Лицо отца превратилось в деревянную маску, сухую, напряженную и неестественную. Было ли это лишь ее воображением, или реальностью? Она отвела взгляд и пробежалась по знакомым вещам, прежде чем продолжить. Мысли становились все яснее и четче, как будто каменная стена с нарисованными декорациями рухнула. Что она на самом деле знала о себе, о своем прошлом? На что могла надеяться?
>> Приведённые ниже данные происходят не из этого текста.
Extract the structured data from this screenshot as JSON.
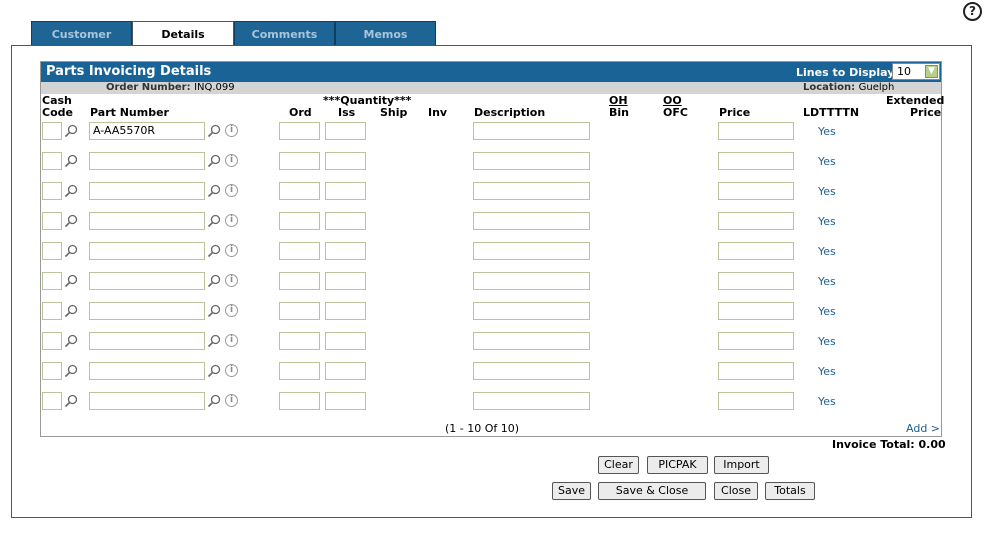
{
  "tabs": [
    "Customer",
    "Details",
    "Comments",
    "Memos"
  ],
  "help_label": "?",
  "panel": {
    "title": "Parts Invoicing Details",
    "lines_label": "Lines to Display:",
    "lines_value": "10",
    "order_label": "Order Number:",
    "order_value": "INQ.099",
    "location_label": "Location:",
    "location_value": "Guelph"
  },
  "headers": {
    "cash": "Cash",
    "code": "Code",
    "part_number": "Part Number",
    "quantity": "***Quantity***",
    "ord": "Ord",
    "iss": "Iss",
    "ship": "Ship",
    "inv": "Inv",
    "description": "Description",
    "oh": "OH",
    "bin": "Bin",
    "oo": "OO",
    "ofc": "OFC",
    "price": "Price",
    "ldtttn": "LDTTTTN",
    "extended": "Extended",
    "ext_price": "Price"
  },
  "rows": [
    {
      "part": "A-AA5570R",
      "ldtttn": "Yes"
    },
    {
      "part": "",
      "ldtttn": "Yes"
    },
    {
      "part": "",
      "ldtttn": "Yes"
    },
    {
      "part": "",
      "ldtttn": "Yes"
    },
    {
      "part": "",
      "ldtttn": "Yes"
    },
    {
      "part": "",
      "ldtttn": "Yes"
    },
    {
      "part": "",
      "ldtttn": "Yes"
    },
    {
      "part": "",
      "ldtttn": "Yes"
    },
    {
      "part": "",
      "ldtttn": "Yes"
    },
    {
      "part": "",
      "ldtttn": "Yes"
    }
  ],
  "pager": "(1 - 10 Of 10)",
  "add_link": "Add >",
  "invoice_total": "Invoice Total: 0.00",
  "buttons": {
    "clear": "Clear",
    "picpak": "PICPAK",
    "import": "Import",
    "save": "Save",
    "save_close": "Save & Close",
    "close": "Close",
    "totals": "Totals"
  }
}
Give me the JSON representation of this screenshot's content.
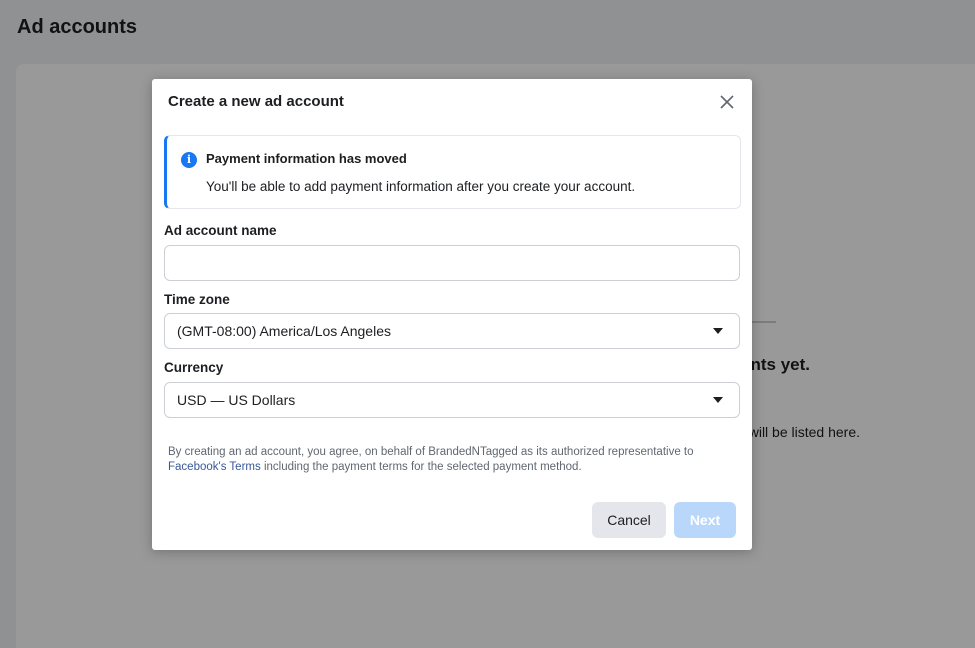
{
  "page": {
    "title": "Ad accounts",
    "empty_heading": "nts yet.",
    "empty_sub": "will be listed here."
  },
  "modal": {
    "title": "Create a new ad account",
    "notice": {
      "title": "Payment information has moved",
      "body": "You'll be able to add payment information after you create your account.",
      "icon": "info-icon"
    },
    "ad_account_name": {
      "label": "Ad account name",
      "value": "",
      "placeholder": ""
    },
    "time_zone": {
      "label": "Time zone",
      "value": "(GMT-08:00) America/Los Angeles"
    },
    "currency": {
      "label": "Currency",
      "value": "USD — US Dollars"
    },
    "terms": {
      "prefix": "By creating an ad account, you agree, on behalf of BrandedNTagged as its authorized representative to ",
      "link": "Facebook's Terms",
      "suffix": " including the payment terms for the selected payment method."
    },
    "buttons": {
      "cancel": "Cancel",
      "next": "Next"
    }
  },
  "colors": {
    "accent": "#1877f2",
    "next_disabled": "#b9d7fb",
    "link": "#385898"
  }
}
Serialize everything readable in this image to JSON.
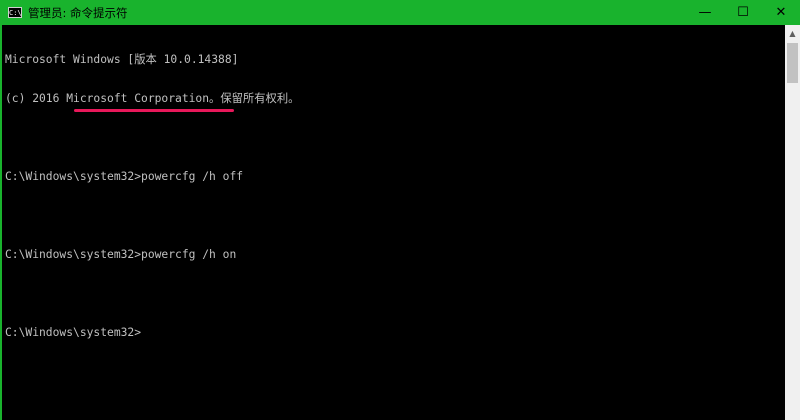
{
  "window": {
    "title": "管理员: 命令提示符",
    "icon_text": "C:\\",
    "caption": {
      "minimize": "—",
      "maximize": "☐",
      "close": "✕"
    }
  },
  "console": {
    "lines": [
      "Microsoft Windows [版本 10.0.14388]",
      "(c) 2016 Microsoft Corporation。保留所有权利。",
      "",
      "C:\\Windows\\system32>powercfg /h off",
      "",
      "C:\\Windows\\system32>powercfg /h on",
      "",
      "C:\\Windows\\system32>"
    ]
  },
  "colors": {
    "titlebar": "#19b32d",
    "console_bg": "#000000",
    "console_text": "#c0c0c0",
    "annotation": "#e8185a"
  },
  "icons": {
    "app": "cmd-icon",
    "scroll_up": "chevron-up-icon"
  }
}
На фоне этого хаоса десять лет, проведенные во Флоте, казались прочными и непоколебимыми. Она знала, что с ней происходило тогда, с первого дня в подготовительной школе до последнего момента военного трибунала, она точно знала, что делала сама, и кто что-то делал ей. Исмэй сама создала этот мир, а потому могла доверять ему. Адмирал Вида Серрано, так не похожая на отца, никогда не лгала ей... никогда никого не покрывала ради собственной выгоды.
Что бы ей ни пришлось сдерживать, скрывать в себе, чтобы построить этот приют, все закончилось. Больше не надо было искать ту часть себя, которая любила скакать верхом, или рисовать, или играть на древних инструментах. Она должна была выжить, и ей это удалось. Она могла покинуть Алтиплано и уже сделала это.
- Исмэйя... мне жаль.
Возможно и так, разрешила себе подумать Исмэй, но это уже не важно. Он пожалел слишком поздно и не о всем.
- Раз уж ты вспомнила, то возможно тебе понадобится помощь.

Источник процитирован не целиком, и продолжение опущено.